Moreover, research on advanced HER2-targeted imaging modalities, such as the ^68Ga-ABY-025 PET/CT, demonstrates a promising ability to selectively identify HER2-positive metastases with greater specificity than conventional imaging techniques. The small peptide tracer ABY-025, designed to bind uniquely to the HER2 receptor without competing with therapeutic antibodies, has shown potential for distinguishing HER2-positive from HER2-negative lesions, even in complex metastatic contexts [7]. In clinical studies, ^68Ga-ABY-025 PET/CT effectively quantified HER2 expression across whole-body scans, capturing dynamic changes in HER2 expression across different metastatic sites [29]. Additionally, findings suggest that ^68Ga-ABY-025 PET/CT could serve as an efficient alternative to broad routine imaging, particularly in HER2-positive breast cancer patients where routine MRI screening may yield limited value due to the low incidence of asymptomatic brain metastases [30]. This approach could help reduce unnecessary imaging, minimizing patient exposure to radiation and the likelihood of overdiagnosis.

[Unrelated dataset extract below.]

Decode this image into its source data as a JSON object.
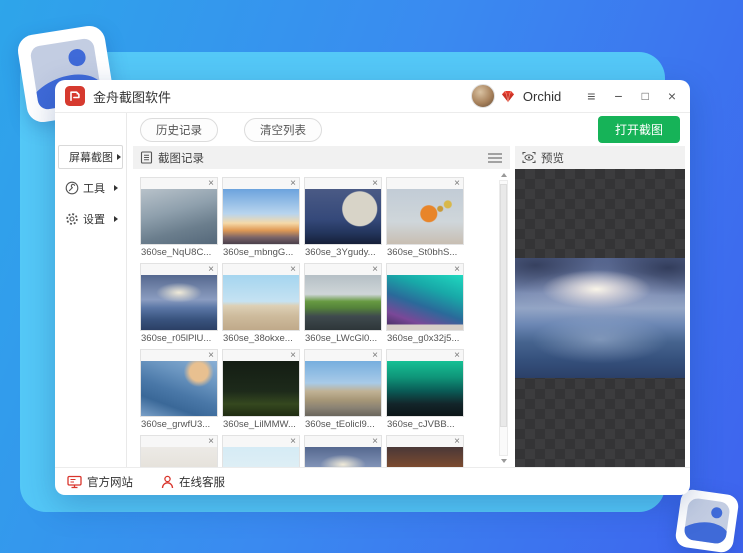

Given these promising results, future studies on ^68Ga-ABY-025 could explore its use as a routine diagnostic tool within targeted surveillance protocols. This would involve further assessing its sensitivity and specificity across larger patient populations and expanding on cost-effectiveness analyses to clarify its value relative to traditional imaging approaches.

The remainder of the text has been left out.